On one hand, critics of “evergreening” argue that extending Monopoly Rights on nearly identical drugs delays cheaper generics, raising costs for patients and health systems. On the other hand, pharmaceutical companies contend that incremental improvements still require investment and deserve protection. India’s model challenges the global IP paradigm—one built around broad patentability and incremental extensions.

India’s stance suggests a re-balancing: reward real, demonstrable innovation while safeguarding access to affordable medicines. For a country like India, where domestic industry and patient-populations intersect with global supply chains, this is not merely a legal posture—it is an industrial strategy.

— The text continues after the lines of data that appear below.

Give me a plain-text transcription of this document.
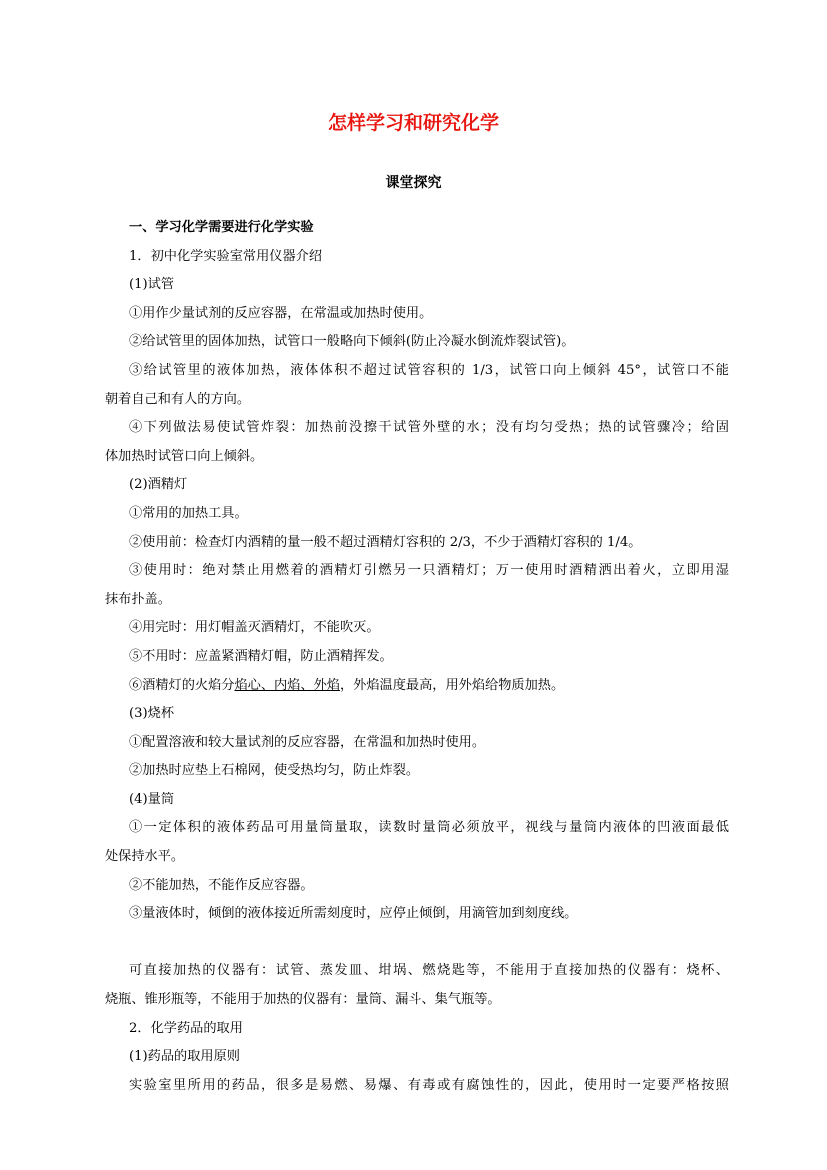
怎样学习和研究化学
课堂探究
一、学习化学需要进行化学实验
1．初中化学实验室常用仪器介绍
(1)试管
①用作少量试剂的反应容器，在常温或加热时使用。
②给试管里的固体加热，试管口一般略向下倾斜(防止冷凝水倒流炸裂试管)。
③给试管里的液体加热，液体体积不超过试管容积的 1/3，试管口向上倾斜 45°，试管口不能
朝着自己和有人的方向。
④下列做法易使试管炸裂：加热前没擦干试管外壁的水；没有均匀受热；热的试管骤冷；给固
体加热时试管口向上倾斜。
(2)酒精灯
①常用的加热工具。
②使用前：检查灯内酒精的量一般不超过酒精灯容积的 2/3，不少于酒精灯容积的 1/4。
③使用时：绝对禁止用燃着的酒精灯引燃另一只酒精灯；万一使用时酒精洒出着火，立即用湿
抹布扑盖。
④用完时：用灯帽盖灭酒精灯，不能吹灭。
⑤不用时：应盖紧酒精灯帽，防止酒精挥发。
⑥酒精灯的火焰分焰心、内焰、外焰，外焰温度最高，用外焰给物质加热。
(3)烧杯
①配置溶液和较大量试剂的反应容器，在常温和加热时使用。
②加热时应垫上石棉网，使受热均匀，防止炸裂。
(4)量筒
①一定体积的液体药品可用量筒量取，读数时量筒必须放平，视线与量筒内液体的凹液面最低
处保持水平。
②不能加热，不能作反应容器。
③量液体时，倾倒的液体接近所需刻度时，应停止倾倒，用滴管加到刻度线。
可直接加热的仪器有：试管、蒸发皿、坩埚、燃烧匙等，不能用于直接加热的仪器有：烧杯、
烧瓶、锥形瓶等，不能用于加热的仪器有：量筒、漏斗、集气瓶等。
2．化学药品的取用
(1)药品的取用原则
实验室里所用的药品，很多是易燃、易爆、有毒或有腐蚀性的，因此，使用时一定要严格按照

Implications for Stakeholders

  • For Indian generics and local pharma firms: The higher filtration of secondary patents opens opportunities. Fewer weak patents means less defensive litigation cost, more room for generic entry, and better clarity in freedom to operate.
  • For global innovators: India cannot be treated as just another filing jurisdiction with lenient standards. Filing strategy must factor in India’s tougher bar for efficacy, and the timing and substance of R&D investments must align globally and locally.
  • For patients and public health: A stronger push against evergreening holds the promise of lower drug prices, faster generic entry, and improved affordability—while still preserving incentives for genuine drug-innovation.
  • For trade and investment: India’s model adds complexity to bilateral trade negotiations and IP chapters in free-trade agreements. It signals that IP protection is not a uniform global standard, but a terrain of national policy, especially for pharmaceuticals.

Final Thoughts

India’s anti-evergreening drive is more than regulatory rigour—it is a strategic pivot. By tightening patentability criteria via Section 3(d) and encouraging localised licensing collaborations rather than endless incremental patent filings, India is reshaping how the pharma world approaches innovation, manufacturing and market access. As global players recalibrate, the message is clear: one-size-fits-all IP strategies no longer cut it. Successful players will be those who adapt to local standards, partner smartly, and innovate meaningfully.

In short: the patent playing-field has changed—and India just rewrote the rules.